(Before reading this, it's strongly recommended you first read Teaching Her A Lesson by Ice Bear/Svarbardling. The events of this story take place after that one. This story has permission from the original author. All characters are over 18.)
"Hey, long time no see, Mr. C! I thought you quit?" One student (Michael? Mikey?) said as he walked into class.
"No. Just had some... uh... personal matters that took priority. Family business, you know."
"Oh damn. Something happen?" He asked with genuine concern.
"No, no. I mean..." I really should have put more thought into my excuse, "I'd rather not talk about it, if you mind."
"Yeah, no sweat. Well, welcome back."
The only reason I was coming back into this school was that I had run out of sick days. Somewhere around the last Christmas break, I'd decided that teaching just wasn't for me. I didn't know what it was I wanted to do with my life, but I'd had enough of noisy, disobedient children. I'd had enough of 'teaching to the test'. And I'd had enough of this boring, small town where nothing exciting ever happened.
It was the last week of classes. A bad time for a math teacher to be coming back, but whether they had me or the substitute, it was all the same material from the book, the same problems, the same methods. Honestly, if they were going to have math taught in this way, they could program a robot to do it.
That was the longest conversation I had the whole day, not counting the argument I'd gotten into with a Miss Tabitha Hutchings about the proper way to solve Sinusoidal Functions in the AP Calculus class in the middle of the class while I was doing my best to help them review for a Final I hadn't had much of a hand in teaching them.
By the end of the day, I just wanted to pack everything up, get home, and start looking for a new job. If I was being honest, it probably wasn't the school. It was me that was the problem. Sure, I was good at math. I'd graduated with honors. I could talk about the implications of if N = NP for hours. For heaven's sake, I'd wasted a solid three years of my life studying the Frรถberg conjecture!
But I was straight up garbage with regards to teaching the subject. I'd just never learned to see the work from their perspective, and when it came to something as dense and unfamiliar as math, that meant that most of my explanations and advice were damn near useless. Of course they'd start to tune me out.
As the students of the day's final class finished filing out of the classroom, there was a buzz in my pocket. I took out the phone and checked the message.

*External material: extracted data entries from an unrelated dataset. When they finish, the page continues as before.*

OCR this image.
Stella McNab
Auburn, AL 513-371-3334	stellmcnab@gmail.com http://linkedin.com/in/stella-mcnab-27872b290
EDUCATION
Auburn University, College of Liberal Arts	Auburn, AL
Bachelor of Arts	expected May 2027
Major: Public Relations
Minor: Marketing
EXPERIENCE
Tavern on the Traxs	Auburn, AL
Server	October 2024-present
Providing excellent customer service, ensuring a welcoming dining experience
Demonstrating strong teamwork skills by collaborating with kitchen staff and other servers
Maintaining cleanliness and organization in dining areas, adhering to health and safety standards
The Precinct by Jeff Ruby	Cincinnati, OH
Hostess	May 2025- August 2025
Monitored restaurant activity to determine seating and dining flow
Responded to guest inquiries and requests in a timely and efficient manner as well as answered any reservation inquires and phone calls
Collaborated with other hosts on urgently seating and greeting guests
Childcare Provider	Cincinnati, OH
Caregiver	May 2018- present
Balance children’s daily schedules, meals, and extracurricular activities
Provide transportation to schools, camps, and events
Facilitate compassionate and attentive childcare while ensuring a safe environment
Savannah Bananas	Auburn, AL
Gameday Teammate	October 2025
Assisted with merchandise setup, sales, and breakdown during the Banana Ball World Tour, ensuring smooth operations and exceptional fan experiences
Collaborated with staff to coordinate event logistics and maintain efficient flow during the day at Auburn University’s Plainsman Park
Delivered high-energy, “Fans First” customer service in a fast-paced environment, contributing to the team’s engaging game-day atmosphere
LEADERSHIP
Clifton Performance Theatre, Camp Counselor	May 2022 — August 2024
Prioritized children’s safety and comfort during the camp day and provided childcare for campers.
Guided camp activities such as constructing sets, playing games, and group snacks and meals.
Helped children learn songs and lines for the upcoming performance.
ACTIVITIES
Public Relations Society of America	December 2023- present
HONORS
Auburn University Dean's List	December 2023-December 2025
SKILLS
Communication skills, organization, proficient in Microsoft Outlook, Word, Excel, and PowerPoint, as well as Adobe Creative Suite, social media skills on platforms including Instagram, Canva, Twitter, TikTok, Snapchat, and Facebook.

Remember, I need to see you in my office after school.
From Louisa Barbour.
I felt my stomach clench. I'd skipped two weeks of school without giving more of a reason than "I need some time off". I wasn't going to tell them I used that for a vacation down to Florida that ended up with me spending most of my time in the hotel room, followed by another week inside my own house getting caught up on the past fifteen years of video games. Apparently, there was a Baldur's Gate 3 now. And it was using the Fifth edition of Dungeon and Dragons? When the hell was Fourth edition?
But even before the last two weeks it was obvious to me at least how much I'd been phoning it in. Of course the rest of the faculty would notice. Sure, I was going to quit at the end of the year, but the psychological pressure of being fired first wasn't something I was looking forward to. I didn't know why Louisa was handling this, though. Must be a new policy. Or maybe...
"...maybe it's about something else entirely," I muttered to myself as I walked down the emptied out halls.